A essa altura do campeonato, o algoritmo da Netflix já deve ter lhe sugerido algumas vezes Ataque dos Cães, um dos filmes com chances de levar o Oscar 2022. Se não, então pode ter certeza de que esta resenha e o próprio filme não vão lhe agradar. Mas se já viu algumas das diferentes capas promocionais do filme rolando pelo serviço de streaming, essa insistente dica robotizada merece ser levada em consideração – e talvez esse texto tenha alguma utilidade.

O filme é um faroeste que se passa em 1925, portanto muitos anos depois das primeiras produções que consagraram o gênero. Esqueçam, assim, as imagens poeirentas do Velho Oeste, da laboriosa conquista da América ou do espírito desbravador da segunda metade do século 19. Ataque dos Cães, baseado em um romance de Thomas Savage escrito nos anos 1960, aborda temas atualíssimos, que vão da masculinidade tóxica à disfunção familiar. O mérito dessa proeza é da diretora Jane Campion, que produziu uma surpreendente história psicodramática de personagens construídos lenta e misteriosamente.

Em Ataque dos Cães, Benedict Cumberbatch e Jesse Plemons interpretam, respectivamente, Phil e George, dois irmãos que herdaram do pai rico uma fazenda de gado em Montana. O primeiro é caracterizado como um cowboy cruel, um ser humano desprezível em seu estilo macho-man que se diverte em ser valentão diante de seus peões ou chamar seu irmão de “gordo”. O segundo é um homem mais recatado, refinado e que parece apenas tolerar o comportamento do irmão ogro. Mesmo tendo uma grande propriedade, os dois dormem no mesmo quarto, em camas de solteiro, separados a poucos metros de distância, o que revela a dependência de um pelo outro.

O abismo comportamental que existem entre os irmãos se expande ainda mais quando George decide se casar com a viúva Rose (Kirsten Dunst), que é dona de um café na cidade. Antes mesmo do casamento, Phil já mostra seu espírito maligno ao atacar o filho de Rose, Peter (Kodi Smit-McPhee), numa típica cena homofóbica. As tensões entre irmãos são exportadas agora no convívio familiar e no assédio que Phil começa a praticar contra sua cunhada e seu enteado. Mas, numa das primeiras reviravoltas do filme, Phil se aproxima do jovem Peter, a quem parece se afeiçoar e decide ensiná-lo à lida da vida de vaqueiro.

A atuação de Cumberbatch em Ataque dos Cães pode lhe render uma estatueta, embora a concorrência seja forte neste ano. E esse papel só ganhará a sua real dimensão nos últimos 15 minutos do filme, quando a trama passará por uma avassaladora reviravolta, daquelas capazes de render horas de discussão num jantar – fuja de todas possibilidades de spoiler antes de ver o filme.
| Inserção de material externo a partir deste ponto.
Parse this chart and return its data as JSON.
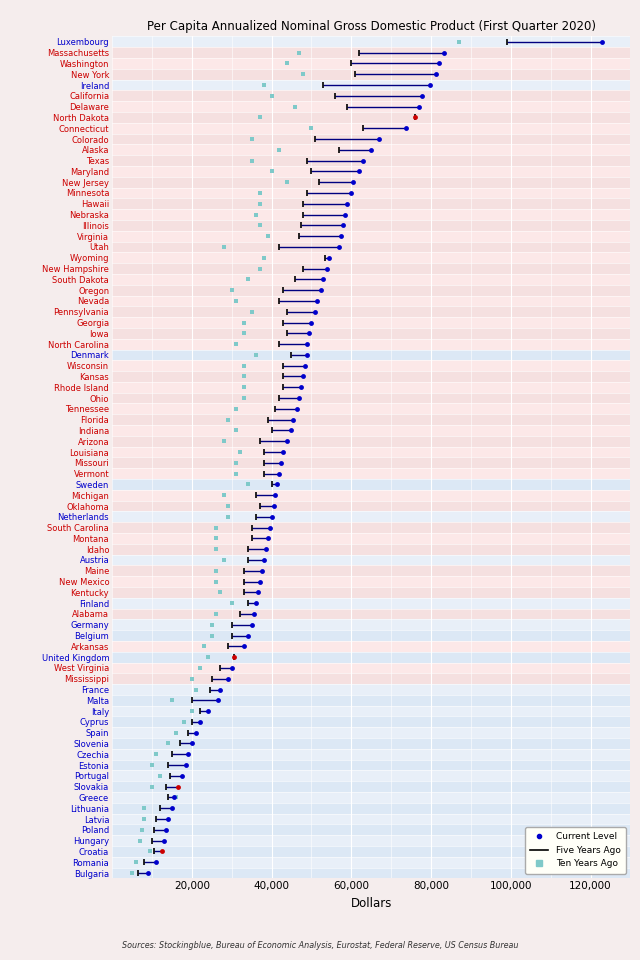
{
  "title": "Per Capita Annualized Nominal Gross Domestic Product (First Quarter 2020)",
  "xlabel": "Dollars",
  "source": "Sources: Stockingblue, Bureau of Economic Analysis, Eurostat, Federal Reserve, US Census Bureau",
  "xlim": [
    0,
    130000
  ],
  "xticks": [
    20000,
    40000,
    60000,
    80000,
    100000,
    120000
  ],
  "xticklabels": [
    "20,000",
    "40,000",
    "60,000",
    "80,000",
    "100,000",
    "120,000"
  ],
  "entities": [
    {
      "name": "Luxembourg",
      "eu": true,
      "current": 122877,
      "five": 99000,
      "ten": 87000,
      "special_dot": false
    },
    {
      "name": "Massachusetts",
      "eu": false,
      "current": 83202,
      "five": 62000,
      "ten": 47000,
      "special_dot": false
    },
    {
      "name": "Washington",
      "eu": false,
      "current": 81966,
      "five": 60000,
      "ten": 44000,
      "special_dot": false
    },
    {
      "name": "New York",
      "eu": false,
      "current": 81328,
      "five": 61000,
      "ten": 48000,
      "special_dot": false
    },
    {
      "name": "Ireland",
      "eu": true,
      "current": 79669,
      "five": 53000,
      "ten": 38000,
      "special_dot": false
    },
    {
      "name": "California",
      "eu": false,
      "current": 77748,
      "five": 56000,
      "ten": 40000,
      "special_dot": false
    },
    {
      "name": "Delaware",
      "eu": false,
      "current": 77000,
      "five": 59000,
      "ten": 46000,
      "special_dot": false
    },
    {
      "name": "North Dakota",
      "eu": false,
      "current": 75897,
      "five": 75897,
      "ten": 37000,
      "special_dot": true
    },
    {
      "name": "Connecticut",
      "eu": false,
      "current": 73618,
      "five": 63000,
      "ten": 50000,
      "special_dot": false
    },
    {
      "name": "Colorado",
      "eu": false,
      "current": 67000,
      "five": 51000,
      "ten": 35000,
      "special_dot": false
    },
    {
      "name": "Alaska",
      "eu": false,
      "current": 65000,
      "five": 57000,
      "ten": 42000,
      "special_dot": false
    },
    {
      "name": "Texas",
      "eu": false,
      "current": 63000,
      "five": 49000,
      "ten": 35000,
      "special_dot": false
    },
    {
      "name": "Maryland",
      "eu": false,
      "current": 62000,
      "five": 50000,
      "ten": 40000,
      "special_dot": false
    },
    {
      "name": "New Jersey",
      "eu": false,
      "current": 60500,
      "five": 52000,
      "ten": 44000,
      "special_dot": false
    },
    {
      "name": "Minnesota",
      "eu": false,
      "current": 60000,
      "five": 49000,
      "ten": 37000,
      "special_dot": false
    },
    {
      "name": "Hawaii",
      "eu": false,
      "current": 59000,
      "five": 48000,
      "ten": 37000,
      "special_dot": false
    },
    {
      "name": "Nebraska",
      "eu": false,
      "current": 58500,
      "five": 48000,
      "ten": 36000,
      "special_dot": false
    },
    {
      "name": "Illinois",
      "eu": false,
      "current": 58000,
      "five": 47500,
      "ten": 37000,
      "special_dot": false
    },
    {
      "name": "Virginia",
      "eu": false,
      "current": 57500,
      "five": 47000,
      "ten": 39000,
      "special_dot": false
    },
    {
      "name": "Utah",
      "eu": false,
      "current": 57000,
      "five": 42000,
      "ten": 28000,
      "special_dot": false
    },
    {
      "name": "Wyoming",
      "eu": false,
      "current": 54500,
      "five": 53500,
      "ten": 38000,
      "special_dot": false
    },
    {
      "name": "New Hampshire",
      "eu": false,
      "current": 54000,
      "five": 48000,
      "ten": 37000,
      "special_dot": false
    },
    {
      "name": "South Dakota",
      "eu": false,
      "current": 53000,
      "five": 46000,
      "ten": 34000,
      "special_dot": false
    },
    {
      "name": "Oregon",
      "eu": false,
      "current": 52500,
      "five": 43000,
      "ten": 30000,
      "special_dot": false
    },
    {
      "name": "Nevada",
      "eu": false,
      "current": 51500,
      "five": 42000,
      "ten": 31000,
      "special_dot": false
    },
    {
      "name": "Pennsylvania",
      "eu": false,
      "current": 51000,
      "five": 44000,
      "ten": 35000,
      "special_dot": false
    },
    {
      "name": "Georgia",
      "eu": false,
      "current": 50000,
      "five": 43000,
      "ten": 33000,
      "special_dot": false
    },
    {
      "name": "Iowa",
      "eu": false,
      "current": 49500,
      "five": 44000,
      "ten": 33000,
      "special_dot": false
    },
    {
      "name": "North Carolina",
      "eu": false,
      "current": 49000,
      "five": 42000,
      "ten": 31000,
      "special_dot": false
    },
    {
      "name": "Denmark",
      "eu": true,
      "current": 49000,
      "five": 45000,
      "ten": 36000,
      "special_dot": false
    },
    {
      "name": "Wisconsin",
      "eu": false,
      "current": 48500,
      "five": 43000,
      "ten": 33000,
      "special_dot": false
    },
    {
      "name": "Kansas",
      "eu": false,
      "current": 48000,
      "five": 43000,
      "ten": 33000,
      "special_dot": false
    },
    {
      "name": "Rhode Island",
      "eu": false,
      "current": 47500,
      "five": 43000,
      "ten": 33000,
      "special_dot": false
    },
    {
      "name": "Ohio",
      "eu": false,
      "current": 47000,
      "five": 42000,
      "ten": 33000,
      "special_dot": false
    },
    {
      "name": "Tennessee",
      "eu": false,
      "current": 46500,
      "five": 41000,
      "ten": 31000,
      "special_dot": false
    },
    {
      "name": "Florida",
      "eu": false,
      "current": 45500,
      "five": 39000,
      "ten": 29000,
      "special_dot": false
    },
    {
      "name": "Indiana",
      "eu": false,
      "current": 45000,
      "five": 40000,
      "ten": 31000,
      "special_dot": false
    },
    {
      "name": "Arizona",
      "eu": false,
      "current": 44000,
      "five": 37000,
      "ten": 28000,
      "special_dot": false
    },
    {
      "name": "Louisiana",
      "eu": false,
      "current": 43000,
      "five": 38000,
      "ten": 32000,
      "special_dot": false
    },
    {
      "name": "Missouri",
      "eu": false,
      "current": 42500,
      "five": 38000,
      "ten": 31000,
      "special_dot": false
    },
    {
      "name": "Vermont",
      "eu": false,
      "current": 42000,
      "five": 38000,
      "ten": 31000,
      "special_dot": false
    },
    {
      "name": "Sweden",
      "eu": true,
      "current": 41500,
      "five": 40000,
      "ten": 34000,
      "special_dot": false
    },
    {
      "name": "Michigan",
      "eu": false,
      "current": 41000,
      "five": 36000,
      "ten": 28000,
      "special_dot": false
    },
    {
      "name": "Oklahoma",
      "eu": false,
      "current": 40500,
      "five": 37000,
      "ten": 29000,
      "special_dot": false
    },
    {
      "name": "Netherlands",
      "eu": true,
      "current": 40000,
      "five": 36000,
      "ten": 29000,
      "special_dot": false
    },
    {
      "name": "South Carolina",
      "eu": false,
      "current": 39500,
      "five": 35000,
      "ten": 26000,
      "special_dot": false
    },
    {
      "name": "Montana",
      "eu": false,
      "current": 39000,
      "five": 35000,
      "ten": 26000,
      "special_dot": false
    },
    {
      "name": "Idaho",
      "eu": false,
      "current": 38500,
      "five": 34000,
      "ten": 26000,
      "special_dot": false
    },
    {
      "name": "Austria",
      "eu": true,
      "current": 38000,
      "five": 34000,
      "ten": 28000,
      "special_dot": false
    },
    {
      "name": "Maine",
      "eu": false,
      "current": 37500,
      "five": 33000,
      "ten": 26000,
      "special_dot": false
    },
    {
      "name": "New Mexico",
      "eu": false,
      "current": 37000,
      "five": 33000,
      "ten": 26000,
      "special_dot": false
    },
    {
      "name": "Kentucky",
      "eu": false,
      "current": 36500,
      "five": 33000,
      "ten": 27000,
      "special_dot": false
    },
    {
      "name": "Finland",
      "eu": true,
      "current": 36000,
      "five": 34000,
      "ten": 30000,
      "special_dot": false
    },
    {
      "name": "Alabama",
      "eu": false,
      "current": 35500,
      "five": 32000,
      "ten": 26000,
      "special_dot": false
    },
    {
      "name": "Germany",
      "eu": true,
      "current": 35000,
      "five": 30000,
      "ten": 25000,
      "special_dot": false
    },
    {
      "name": "Belgium",
      "eu": true,
      "current": 34000,
      "five": 30000,
      "ten": 25000,
      "special_dot": false
    },
    {
      "name": "Arkansas",
      "eu": false,
      "current": 33000,
      "five": 29000,
      "ten": 23000,
      "special_dot": false
    },
    {
      "name": "United Kingdom",
      "eu": true,
      "current": 30500,
      "five": 30500,
      "ten": 24000,
      "special_dot": true
    },
    {
      "name": "West Virginia",
      "eu": false,
      "current": 30000,
      "five": 27000,
      "ten": 22000,
      "special_dot": false
    },
    {
      "name": "Mississippi",
      "eu": false,
      "current": 29000,
      "five": 25000,
      "ten": 20000,
      "special_dot": false
    },
    {
      "name": "France",
      "eu": true,
      "current": 27000,
      "five": 24500,
      "ten": 21000,
      "special_dot": false
    },
    {
      "name": "Malta",
      "eu": true,
      "current": 26500,
      "five": 20000,
      "ten": 15000,
      "special_dot": false
    },
    {
      "name": "Italy",
      "eu": true,
      "current": 24000,
      "five": 22000,
      "ten": 20000,
      "special_dot": false
    },
    {
      "name": "Cyprus",
      "eu": true,
      "current": 22000,
      "five": 20000,
      "ten": 18000,
      "special_dot": false
    },
    {
      "name": "Spain",
      "eu": true,
      "current": 21000,
      "five": 19000,
      "ten": 16000,
      "special_dot": false
    },
    {
      "name": "Slovenia",
      "eu": true,
      "current": 20000,
      "five": 17000,
      "ten": 14000,
      "special_dot": false
    },
    {
      "name": "Czechia",
      "eu": true,
      "current": 19000,
      "five": 15000,
      "ten": 11000,
      "special_dot": false
    },
    {
      "name": "Estonia",
      "eu": true,
      "current": 18500,
      "five": 14000,
      "ten": 10000,
      "special_dot": false
    },
    {
      "name": "Portugal",
      "eu": true,
      "current": 17500,
      "five": 14500,
      "ten": 12000,
      "special_dot": false
    },
    {
      "name": "Slovakia",
      "eu": true,
      "current": 16500,
      "five": 13500,
      "ten": 10000,
      "special_dot": true
    },
    {
      "name": "Greece",
      "eu": true,
      "current": 15500,
      "five": 14000,
      "ten": 16000,
      "special_dot": false
    },
    {
      "name": "Lithuania",
      "eu": true,
      "current": 15000,
      "five": 12000,
      "ten": 8000,
      "special_dot": false
    },
    {
      "name": "Latvia",
      "eu": true,
      "current": 14000,
      "five": 11000,
      "ten": 8000,
      "special_dot": false
    },
    {
      "name": "Poland",
      "eu": true,
      "current": 13500,
      "five": 10500,
      "ten": 7500,
      "special_dot": false
    },
    {
      "name": "Hungary",
      "eu": true,
      "current": 13000,
      "five": 10000,
      "ten": 7000,
      "special_dot": false
    },
    {
      "name": "Croatia",
      "eu": true,
      "current": 12500,
      "five": 10500,
      "ten": 9500,
      "special_dot": true
    },
    {
      "name": "Romania",
      "eu": true,
      "current": 11000,
      "five": 8000,
      "ten": 6000,
      "special_dot": false
    },
    {
      "name": "Bulgaria",
      "eu": true,
      "current": 9000,
      "five": 6500,
      "ten": 5000,
      "special_dot": false
    }
  ],
  "eu_label_color": "#0000cc",
  "us_label_color": "#cc0000",
  "line_color": "#000080",
  "dot_color": "#0000cc",
  "special_dot_color": "#cc0000",
  "ten_color": "#7fc9c9",
  "five_tick_color": "#000000",
  "row_bg_us_even": "#fce8e8",
  "row_bg_us_odd": "#f5e0e0",
  "row_bg_eu_even": "#e8eff8",
  "row_bg_eu_odd": "#dce8f5",
  "grid_color": "#ffffff",
  "fig_bg": "#f5eded"
}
É no desfecho que a trama costurada pela diretora Jane Campion justificará o título do filme, ainda que seja preciso algum conhecimento bíblico para compreendê-lo melhor.

O jovem Peter recitará os versículos “Livra-me da espada/ livra a minha vida do ataque dos cães“, extraídos da Bíblia. Pertencente ao livro de salmos, esse trecho faz referência a uma alma que pede a ajuda de Deus para se livrar do mal que o cerca, tendo ciência de que o Senhor é poderoso e temido por todos. No filme, as circunstâncias mostram que não há pecado para se livrar do ataque dos cães.

Ataque dos Cães. De Jane Campion. Na Netflix. Estados Unidos, 2021, 126 mins.